Mortgage approvals by the main high street banks fell by 0.8% year-on-year, though remortgage approvals rose by 2.8%.
Gross mortgage lending rose by 7.6% to £24.6bn in July 2018 year-on-year ahead of August’s base rate rise, UK Finance figures show.
Mortgage approvals by the main high street banks fell by 0.8% year-on-year, though remortgage approvals rose by 2.8%.
Peter Tyler, director at UK Finance, said: "July saw steady growth in gross mortgage lending, driven largely by remortgaging as homeowners locked into attractive deals in anticipation of the recent base rate rise.”
Jeff Knight (pictured), marketing director for Foundation Home Loans, agreed that the rate rise was behind the increase.
He said: “The anticipation of a rate rise certainly would have encouraged a spike in activity, and while the purchase market is still less inflated – particularly for first-time buyers – it’s remortaging activity that is helping to maintain momentum and overall growth.

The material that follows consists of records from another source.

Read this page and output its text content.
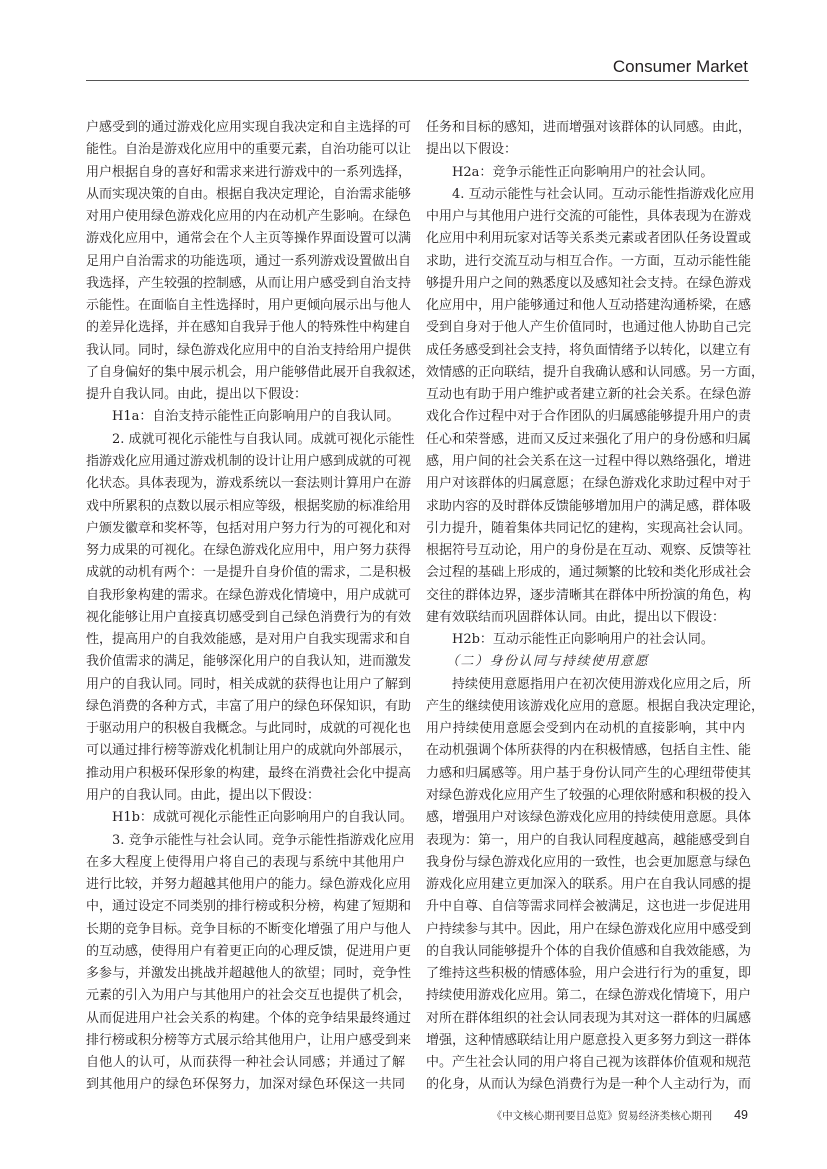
Consumer Market
户感受到的通过游戏化应用实现自我决定和自主选择的可
能性。自治是游戏化应用中的重要元素，自治功能可以让
用户根据自身的喜好和需求来进行游戏中的一系列选择，
从而实现决策的自由。根据自我决定理论，自治需求能够
对用户使用绿色游戏化应用的内在动机产生影响。在绿色
游戏化应用中，通常会在个人主页等操作界面设置可以满
足用户自治需求的功能选项，通过一系列游戏设置做出自
我选择，产生较强的控制感，从而让用户感受到自治支持
示能性。在面临自主性选择时，用户更倾向展示出与他人
的差异化选择，并在感知自我异于他人的特殊性中构建自
我认同。同时，绿色游戏化应用中的自治支持给用户提供
了自身偏好的集中展示机会，用户能够借此展开自我叙述，
提升自我认同。由此，提出以下假设：
H1a：自治支持示能性正向影响用户的自我认同。
2. 成就可视化示能性与自我认同。成就可视化示能性
指游戏化应用通过游戏机制的设计让用户感到成就的可视
化状态。具体表现为，游戏系统以一套法则计算用户在游
戏中所累积的点数以展示相应等级，根据奖励的标准给用
户颁发徽章和奖杯等，包括对用户努力行为的可视化和对
努力成果的可视化。在绿色游戏化应用中，用户努力获得
成就的动机有两个：一是提升自身价值的需求，二是积极
自我形象构建的需求。在绿色游戏化情境中，用户成就可
视化能够让用户直接真切感受到自己绿色消费行为的有效
性，提高用户的自我效能感，是对用户自我实现需求和自
我价值需求的满足，能够深化用户的自我认知，进而激发
用户的自我认同。同时，相关成就的获得也让用户了解到
绿色消费的各种方式，丰富了用户的绿色环保知识，有助
于驱动用户的积极自我概念。与此同时，成就的可视化也
可以通过排行榜等游戏化机制让用户的成就向外部展示，
推动用户积极环保形象的构建，最终在消费社会化中提高
用户的自我认同。由此，提出以下假设：
H1b：成就可视化示能性正向影响用户的自我认同。
3. 竞争示能性与社会认同。竞争示能性指游戏化应用
在多大程度上使得用户将自己的表现与系统中其他用户
进行比较，并努力超越其他用户的能力。绿色游戏化应用
中，通过设定不同类别的排行榜或积分榜，构建了短期和
长期的竞争目标。竞争目标的不断变化增强了用户与他人
的互动感，使得用户有着更正向的心理反馈，促进用户更
多参与，并激发出挑战并超越他人的欲望；同时，竞争性
元素的引入为用户与其他用户的社会交互也提供了机会，
从而促进用户社会关系的构建。个体的竞争结果最终通过
排行榜或积分榜等方式展示给其他用户，让用户感受到来
自他人的认可，从而获得一种社会认同感；并通过了解
到其他用户的绿色环保努力，加深对绿色环保这一共同
任务和目标的感知，进而增强对该群体的认同感。由此，
提出以下假设：
H2a：竞争示能性正向影响用户的社会认同。
4. 互动示能性与社会认同。互动示能性指游戏化应用
中用户与其他用户进行交流的可能性，具体表现为在游戏
化应用中利用玩家对话等关系类元素或者团队任务设置或
求助，进行交流互动与相互合作。一方面，互动示能性能
够提升用户之间的熟悉度以及感知社会支持。在绿色游戏
化应用中，用户能够通过和他人互动搭建沟通桥梁，在感
受到自身对于他人产生价值同时，也通过他人协助自己完
成任务感受到社会支持，将负面情绪予以转化，以建立有
效情感的正向联结，提升自我确认感和认同感。另一方面，
互动也有助于用户维护或者建立新的社会关系。在绿色游
戏化合作过程中对于合作团队的归属感能够提升用户的责
任心和荣誉感，进而又反过来强化了用户的身份感和归属
感，用户间的社会关系在这一过程中得以熟络强化，增进
用户对该群体的归属意愿；在绿色游戏化求助过程中对于
求助内容的及时群体反馈能够增加用户的满足感，群体吸
引力提升，随着集体共同记忆的建构，实现高社会认同。
根据符号互动论，用户的身份是在互动、观察、反馈等社
会过程的基础上形成的，通过频繁的比较和类化形成社会
交往的群体边界，逐步清晰其在群体中所扮演的角色，构
建有效联结而巩固群体认同。由此，提出以下假设：
H2b：互动示能性正向影响用户的社会认同。
（二）身份认同与持续使用意愿
持续使用意愿指用户在初次使用游戏化应用之后，所
产生的继续使用该游戏化应用的意愿。根据自我决定理论，
用户持续使用意愿会受到内在动机的直接影响，其中内
在动机强调个体所获得的内在积极情感，包括自主性、能
力感和归属感等。用户基于身份认同产生的心理纽带使其
对绿色游戏化应用产生了较强的心理依附感和积极的投入
感，增强用户对该绿色游戏化应用的持续使用意愿。具体
表现为：第一，用户的自我认同程度越高，越能感受到自
我身份与绿色游戏化应用的一致性，也会更加愿意与绿色
游戏化应用建立更加深入的联系。用户在自我认同感的提
升中自尊、自信等需求同样会被满足，这也进一步促进用
户持续参与其中。因此，用户在绿色游戏化应用中感受到
的自我认同能够提升个体的自我价值感和自我效能感，为
了维持这些积极的情感体验，用户会进行行为的重复，即
持续使用游戏化应用。第二，在绿色游戏化情境下，用户
对所在群体组织的社会认同表现为其对这一群体的归属感
增强，这种情感联结让用户愿意投入更多努力到这一群体
中。产生社会认同的用户将自己视为该群体价值观和规范
的化身，从而认为绿色消费行为是一种个人主动行为，而
《中文核心期刊要目总览》贸易经济类核心期刊 49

“This is certainly the case in buy-to-let as landlords choose to maintain the size of their portfolios, waiting for a more opportune time to build on it.”
Some expect the remortgage market to continue its strong activity in the coming months.
Mark Harris, chief executive of mortgage broker SPF Private Clients, said: “Lenders remain keen to lend and offer competitive products, particularly in the remortgage space.
“With other incentives such as cash back increasingly being offered to those remortgaging, combined with fears of further potential rate rises, we expect this area of the market to remain particularly strong in coming months.”
However some disagree.
Richard Pike, sales and marketing director at Phoebus Software, said: “The market has been propped up recently by the continuous buoyancy in remortgaging but, with few people now left on variable or tracker rates, this too is likely to slow.
“As we approach the deadline for Brexit even the threat of a no deal is likely to weigh heavy across our economy, how that will manifest itself in the housing market is difficult to predict, but it could bring along a period of stagnancy while people wait to see what happens.”